What are Tyler’s plans for the future of the firm? ‘We are going to continue developing our brand as a modern law firm, with a dynamic, forward-looking culture [the firm was rebranded in June from Cripps Harries Hall to Cripps]’, he responds.

‘We expect to make more lateral hires to strengthen our offering. And we will continue to be open with clients and colleagues alike. We genuinely don’t do politics at Cripps.’

Jonathan Rayner is Gazette staff writer


Gavin, in self-imposed purdah during a six-week sabbatical break, has probably not yet heard the good news that his firm’s private client team has scooped a prestigious prize.

At a Society of Trust and Estate Practitioners award ceremony on 17 September, attended by 700 private client professionals, the Cripps contingent was named Legal Team of the Year (midsize).

Myles McIntosh, who heads Cripps’ 90-strong private client division, commented: ‘The judges put our success down to two factors.
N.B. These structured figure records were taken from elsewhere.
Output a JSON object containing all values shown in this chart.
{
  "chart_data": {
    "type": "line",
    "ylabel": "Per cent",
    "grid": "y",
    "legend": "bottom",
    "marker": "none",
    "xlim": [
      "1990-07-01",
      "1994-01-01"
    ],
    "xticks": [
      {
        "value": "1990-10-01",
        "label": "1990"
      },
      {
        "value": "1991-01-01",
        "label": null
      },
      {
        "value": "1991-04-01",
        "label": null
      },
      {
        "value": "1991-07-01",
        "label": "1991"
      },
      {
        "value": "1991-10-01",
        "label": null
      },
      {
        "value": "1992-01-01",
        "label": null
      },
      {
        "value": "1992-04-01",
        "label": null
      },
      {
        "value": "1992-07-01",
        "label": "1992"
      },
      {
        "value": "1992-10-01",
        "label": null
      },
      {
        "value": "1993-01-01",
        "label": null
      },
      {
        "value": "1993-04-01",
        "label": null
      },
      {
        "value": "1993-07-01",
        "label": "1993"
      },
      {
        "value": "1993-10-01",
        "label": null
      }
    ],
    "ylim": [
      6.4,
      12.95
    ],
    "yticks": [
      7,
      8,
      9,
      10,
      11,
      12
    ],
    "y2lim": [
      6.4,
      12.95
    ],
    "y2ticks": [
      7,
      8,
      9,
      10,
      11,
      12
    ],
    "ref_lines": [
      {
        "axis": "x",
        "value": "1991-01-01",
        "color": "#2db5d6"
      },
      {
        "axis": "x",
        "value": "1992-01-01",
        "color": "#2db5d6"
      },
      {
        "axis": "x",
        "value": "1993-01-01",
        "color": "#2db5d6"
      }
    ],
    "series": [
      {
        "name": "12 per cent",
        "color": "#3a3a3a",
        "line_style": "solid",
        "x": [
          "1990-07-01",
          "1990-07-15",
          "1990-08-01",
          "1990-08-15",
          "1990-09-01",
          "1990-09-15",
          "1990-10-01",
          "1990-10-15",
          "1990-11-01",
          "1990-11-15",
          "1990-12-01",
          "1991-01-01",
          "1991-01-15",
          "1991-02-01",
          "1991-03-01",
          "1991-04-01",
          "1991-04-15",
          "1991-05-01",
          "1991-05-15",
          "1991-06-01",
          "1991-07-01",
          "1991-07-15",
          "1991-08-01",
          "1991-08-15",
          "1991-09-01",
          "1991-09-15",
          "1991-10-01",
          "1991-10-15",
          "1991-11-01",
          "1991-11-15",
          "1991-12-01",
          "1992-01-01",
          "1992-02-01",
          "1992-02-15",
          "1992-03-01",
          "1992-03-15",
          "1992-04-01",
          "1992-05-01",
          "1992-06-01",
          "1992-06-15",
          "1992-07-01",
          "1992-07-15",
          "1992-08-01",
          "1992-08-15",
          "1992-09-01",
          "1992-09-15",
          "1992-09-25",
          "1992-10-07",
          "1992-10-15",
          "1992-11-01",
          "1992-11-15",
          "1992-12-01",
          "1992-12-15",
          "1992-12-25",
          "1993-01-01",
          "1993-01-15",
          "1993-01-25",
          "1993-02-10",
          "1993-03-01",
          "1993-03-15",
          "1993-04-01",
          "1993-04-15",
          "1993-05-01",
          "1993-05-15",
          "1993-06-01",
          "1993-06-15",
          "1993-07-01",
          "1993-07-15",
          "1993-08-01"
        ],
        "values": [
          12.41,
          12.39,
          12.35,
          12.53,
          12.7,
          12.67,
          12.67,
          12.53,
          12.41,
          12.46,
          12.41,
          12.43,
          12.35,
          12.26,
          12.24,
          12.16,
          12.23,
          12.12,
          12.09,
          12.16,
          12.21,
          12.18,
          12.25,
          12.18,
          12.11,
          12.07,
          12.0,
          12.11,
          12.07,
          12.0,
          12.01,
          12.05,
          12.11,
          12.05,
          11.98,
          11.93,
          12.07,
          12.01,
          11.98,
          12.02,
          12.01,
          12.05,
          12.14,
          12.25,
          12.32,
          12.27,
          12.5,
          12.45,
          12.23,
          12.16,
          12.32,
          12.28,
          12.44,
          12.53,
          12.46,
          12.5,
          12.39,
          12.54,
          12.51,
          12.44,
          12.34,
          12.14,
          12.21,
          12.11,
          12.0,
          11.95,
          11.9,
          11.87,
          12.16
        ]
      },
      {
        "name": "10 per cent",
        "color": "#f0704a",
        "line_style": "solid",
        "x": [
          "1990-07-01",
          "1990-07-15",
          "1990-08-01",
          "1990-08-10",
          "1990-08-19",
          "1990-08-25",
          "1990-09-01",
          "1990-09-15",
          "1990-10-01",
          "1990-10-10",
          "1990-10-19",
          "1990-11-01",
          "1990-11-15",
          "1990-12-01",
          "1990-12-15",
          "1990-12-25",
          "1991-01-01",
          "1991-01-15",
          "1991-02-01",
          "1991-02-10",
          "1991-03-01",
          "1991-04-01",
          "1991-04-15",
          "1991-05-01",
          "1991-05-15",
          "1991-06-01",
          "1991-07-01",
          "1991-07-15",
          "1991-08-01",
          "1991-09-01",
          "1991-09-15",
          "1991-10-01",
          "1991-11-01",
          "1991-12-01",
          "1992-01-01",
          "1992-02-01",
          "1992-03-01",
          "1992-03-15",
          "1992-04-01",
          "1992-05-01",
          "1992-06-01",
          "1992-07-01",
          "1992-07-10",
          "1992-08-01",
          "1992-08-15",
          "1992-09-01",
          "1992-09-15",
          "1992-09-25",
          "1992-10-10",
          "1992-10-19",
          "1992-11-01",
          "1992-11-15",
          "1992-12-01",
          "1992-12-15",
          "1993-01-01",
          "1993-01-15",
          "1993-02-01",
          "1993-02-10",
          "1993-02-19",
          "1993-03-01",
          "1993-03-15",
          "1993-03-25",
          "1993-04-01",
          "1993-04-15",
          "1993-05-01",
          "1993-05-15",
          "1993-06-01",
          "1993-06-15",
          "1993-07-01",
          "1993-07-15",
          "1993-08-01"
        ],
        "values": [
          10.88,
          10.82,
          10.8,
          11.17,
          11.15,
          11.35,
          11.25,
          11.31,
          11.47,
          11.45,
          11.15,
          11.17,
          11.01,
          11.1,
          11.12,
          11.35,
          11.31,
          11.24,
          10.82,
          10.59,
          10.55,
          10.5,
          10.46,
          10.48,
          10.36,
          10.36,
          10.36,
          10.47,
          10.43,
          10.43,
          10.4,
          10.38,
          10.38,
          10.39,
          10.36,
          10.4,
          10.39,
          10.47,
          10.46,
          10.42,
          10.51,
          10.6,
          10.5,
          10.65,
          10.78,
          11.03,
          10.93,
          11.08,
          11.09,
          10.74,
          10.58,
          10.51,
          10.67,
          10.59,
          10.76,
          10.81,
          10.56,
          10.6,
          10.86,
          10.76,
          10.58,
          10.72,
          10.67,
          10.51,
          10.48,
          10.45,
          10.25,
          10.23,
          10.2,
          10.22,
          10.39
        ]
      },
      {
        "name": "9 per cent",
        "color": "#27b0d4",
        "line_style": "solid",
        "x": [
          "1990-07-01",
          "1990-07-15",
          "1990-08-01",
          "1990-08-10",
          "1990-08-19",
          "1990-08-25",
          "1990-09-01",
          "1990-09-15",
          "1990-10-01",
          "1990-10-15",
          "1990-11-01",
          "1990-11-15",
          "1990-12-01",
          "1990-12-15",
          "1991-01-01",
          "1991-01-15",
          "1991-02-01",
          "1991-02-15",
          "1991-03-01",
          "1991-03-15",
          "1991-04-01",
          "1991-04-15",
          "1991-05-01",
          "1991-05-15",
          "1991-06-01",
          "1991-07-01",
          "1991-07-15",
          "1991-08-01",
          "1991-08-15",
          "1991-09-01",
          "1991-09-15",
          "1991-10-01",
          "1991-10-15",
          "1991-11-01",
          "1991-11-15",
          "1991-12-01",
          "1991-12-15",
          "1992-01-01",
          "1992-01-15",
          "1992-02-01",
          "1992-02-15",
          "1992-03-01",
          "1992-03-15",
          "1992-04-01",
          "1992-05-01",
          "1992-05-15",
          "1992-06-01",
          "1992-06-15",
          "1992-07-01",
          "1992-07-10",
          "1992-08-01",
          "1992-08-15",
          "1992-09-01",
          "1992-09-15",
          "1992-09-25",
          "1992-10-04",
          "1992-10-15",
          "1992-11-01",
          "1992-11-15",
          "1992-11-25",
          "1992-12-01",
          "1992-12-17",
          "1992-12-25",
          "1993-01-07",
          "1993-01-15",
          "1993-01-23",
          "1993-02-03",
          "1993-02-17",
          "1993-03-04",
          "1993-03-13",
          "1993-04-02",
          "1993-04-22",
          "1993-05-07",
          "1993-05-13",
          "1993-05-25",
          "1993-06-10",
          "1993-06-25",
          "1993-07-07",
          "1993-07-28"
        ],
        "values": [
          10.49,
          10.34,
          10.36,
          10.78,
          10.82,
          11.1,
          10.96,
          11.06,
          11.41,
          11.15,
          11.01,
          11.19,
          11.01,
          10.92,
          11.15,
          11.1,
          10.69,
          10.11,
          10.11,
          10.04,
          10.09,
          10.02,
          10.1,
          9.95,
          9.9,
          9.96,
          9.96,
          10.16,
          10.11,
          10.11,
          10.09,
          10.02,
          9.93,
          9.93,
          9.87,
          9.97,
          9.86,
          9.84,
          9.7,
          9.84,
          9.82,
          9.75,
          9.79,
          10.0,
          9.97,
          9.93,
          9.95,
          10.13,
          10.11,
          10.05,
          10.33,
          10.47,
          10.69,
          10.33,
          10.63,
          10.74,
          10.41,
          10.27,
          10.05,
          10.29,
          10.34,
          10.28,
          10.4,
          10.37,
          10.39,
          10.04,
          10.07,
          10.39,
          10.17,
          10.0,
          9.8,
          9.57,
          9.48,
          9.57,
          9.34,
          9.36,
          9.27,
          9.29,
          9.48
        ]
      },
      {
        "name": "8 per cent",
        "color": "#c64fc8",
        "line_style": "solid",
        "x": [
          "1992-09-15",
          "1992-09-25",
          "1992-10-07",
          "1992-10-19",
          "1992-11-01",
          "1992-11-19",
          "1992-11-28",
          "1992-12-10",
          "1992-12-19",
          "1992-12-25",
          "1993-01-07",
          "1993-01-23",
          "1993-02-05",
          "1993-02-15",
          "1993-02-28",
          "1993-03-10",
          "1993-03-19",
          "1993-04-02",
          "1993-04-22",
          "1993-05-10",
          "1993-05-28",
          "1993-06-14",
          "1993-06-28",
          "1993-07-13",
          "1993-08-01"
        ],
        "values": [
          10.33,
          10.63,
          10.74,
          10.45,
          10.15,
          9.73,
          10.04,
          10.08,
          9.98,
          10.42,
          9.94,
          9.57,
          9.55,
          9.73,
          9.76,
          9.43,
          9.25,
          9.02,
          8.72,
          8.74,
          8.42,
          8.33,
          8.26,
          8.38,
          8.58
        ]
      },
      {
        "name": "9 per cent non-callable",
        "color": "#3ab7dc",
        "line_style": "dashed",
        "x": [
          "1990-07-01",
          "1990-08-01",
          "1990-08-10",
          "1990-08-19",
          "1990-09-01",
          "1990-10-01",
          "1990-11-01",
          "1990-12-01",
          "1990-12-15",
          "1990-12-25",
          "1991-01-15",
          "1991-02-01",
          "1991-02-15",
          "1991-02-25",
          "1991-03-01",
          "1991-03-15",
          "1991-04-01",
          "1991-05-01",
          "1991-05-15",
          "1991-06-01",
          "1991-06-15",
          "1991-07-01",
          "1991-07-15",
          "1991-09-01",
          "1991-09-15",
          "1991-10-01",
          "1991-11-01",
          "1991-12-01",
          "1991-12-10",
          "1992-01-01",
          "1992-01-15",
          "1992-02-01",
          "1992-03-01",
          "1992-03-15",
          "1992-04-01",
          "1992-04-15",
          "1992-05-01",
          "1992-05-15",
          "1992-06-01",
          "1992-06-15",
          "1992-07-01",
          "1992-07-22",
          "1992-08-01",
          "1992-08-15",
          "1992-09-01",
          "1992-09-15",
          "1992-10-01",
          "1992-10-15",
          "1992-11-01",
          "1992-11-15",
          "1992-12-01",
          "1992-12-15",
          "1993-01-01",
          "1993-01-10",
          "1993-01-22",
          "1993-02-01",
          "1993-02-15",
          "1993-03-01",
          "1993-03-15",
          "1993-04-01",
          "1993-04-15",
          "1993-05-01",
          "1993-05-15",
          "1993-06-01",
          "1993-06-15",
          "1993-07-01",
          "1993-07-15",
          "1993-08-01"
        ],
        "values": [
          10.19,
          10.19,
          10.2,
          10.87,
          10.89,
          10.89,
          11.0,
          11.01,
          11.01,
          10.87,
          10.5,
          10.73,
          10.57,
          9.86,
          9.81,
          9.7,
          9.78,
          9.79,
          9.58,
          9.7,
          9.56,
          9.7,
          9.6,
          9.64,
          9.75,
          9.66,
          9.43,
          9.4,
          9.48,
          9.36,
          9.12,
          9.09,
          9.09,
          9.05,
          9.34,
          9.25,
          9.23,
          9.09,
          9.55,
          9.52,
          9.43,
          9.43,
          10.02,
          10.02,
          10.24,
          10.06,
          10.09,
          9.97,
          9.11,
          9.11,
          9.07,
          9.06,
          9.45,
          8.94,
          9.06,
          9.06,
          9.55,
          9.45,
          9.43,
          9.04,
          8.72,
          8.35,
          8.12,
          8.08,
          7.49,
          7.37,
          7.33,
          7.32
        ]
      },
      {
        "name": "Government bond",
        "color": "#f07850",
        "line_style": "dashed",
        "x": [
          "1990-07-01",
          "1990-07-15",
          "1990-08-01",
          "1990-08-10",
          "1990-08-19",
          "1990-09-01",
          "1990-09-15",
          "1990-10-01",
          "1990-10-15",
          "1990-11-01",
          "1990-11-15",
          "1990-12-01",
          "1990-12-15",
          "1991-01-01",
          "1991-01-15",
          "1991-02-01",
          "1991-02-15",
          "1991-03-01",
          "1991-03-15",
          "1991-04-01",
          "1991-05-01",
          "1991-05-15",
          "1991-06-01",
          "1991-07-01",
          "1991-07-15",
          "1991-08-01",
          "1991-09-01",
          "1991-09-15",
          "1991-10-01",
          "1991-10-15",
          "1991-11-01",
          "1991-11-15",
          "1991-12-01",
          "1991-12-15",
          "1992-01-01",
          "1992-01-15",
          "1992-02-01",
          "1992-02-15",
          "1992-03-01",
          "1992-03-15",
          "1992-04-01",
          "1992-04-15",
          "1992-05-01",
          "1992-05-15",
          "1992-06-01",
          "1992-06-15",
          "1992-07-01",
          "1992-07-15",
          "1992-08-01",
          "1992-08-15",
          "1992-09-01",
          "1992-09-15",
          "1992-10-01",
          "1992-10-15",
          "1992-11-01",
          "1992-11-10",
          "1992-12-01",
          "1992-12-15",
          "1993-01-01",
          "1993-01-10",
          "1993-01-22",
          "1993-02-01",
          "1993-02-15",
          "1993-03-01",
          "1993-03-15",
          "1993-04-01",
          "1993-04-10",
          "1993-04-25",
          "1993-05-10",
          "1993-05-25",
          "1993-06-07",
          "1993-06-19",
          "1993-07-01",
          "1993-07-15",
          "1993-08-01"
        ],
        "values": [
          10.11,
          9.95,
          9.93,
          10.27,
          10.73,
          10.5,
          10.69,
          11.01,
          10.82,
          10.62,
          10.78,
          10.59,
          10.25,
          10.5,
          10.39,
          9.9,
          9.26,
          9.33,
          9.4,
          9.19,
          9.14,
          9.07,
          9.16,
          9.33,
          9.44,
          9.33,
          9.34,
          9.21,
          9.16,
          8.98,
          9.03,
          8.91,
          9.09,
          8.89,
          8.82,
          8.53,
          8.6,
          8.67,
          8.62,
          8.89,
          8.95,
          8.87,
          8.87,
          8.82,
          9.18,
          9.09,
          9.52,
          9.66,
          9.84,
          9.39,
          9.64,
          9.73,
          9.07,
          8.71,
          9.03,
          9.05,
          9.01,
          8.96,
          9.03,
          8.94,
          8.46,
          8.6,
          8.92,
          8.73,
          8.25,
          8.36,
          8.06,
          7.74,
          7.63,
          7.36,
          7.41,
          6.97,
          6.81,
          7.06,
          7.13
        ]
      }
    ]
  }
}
The first was the way the private client team works hand-in-hand with our corporate and property practices to provide a broader service to our entrepreneurial clients. These individuals may, for instance, want to buy or sell a business, or pass shares in a business down to their family.

‘They need advice on how their plans may impact upon not only themselves, but also their spouses and children. Our combined team can help with tax and estate planning, the sale or purchase of properties associated with the business, and all other aspects of the transaction.

‘The second factor that caught the judges’ eyes was our close focus on client service. We put great stock in getting feedback from clients and looking at ways to improve our service to them. We seek feedback on everything: speed, friendliness, approachability, contact with secretaries. All this is absolutely key to the Cripps ethos: It is all about the client.’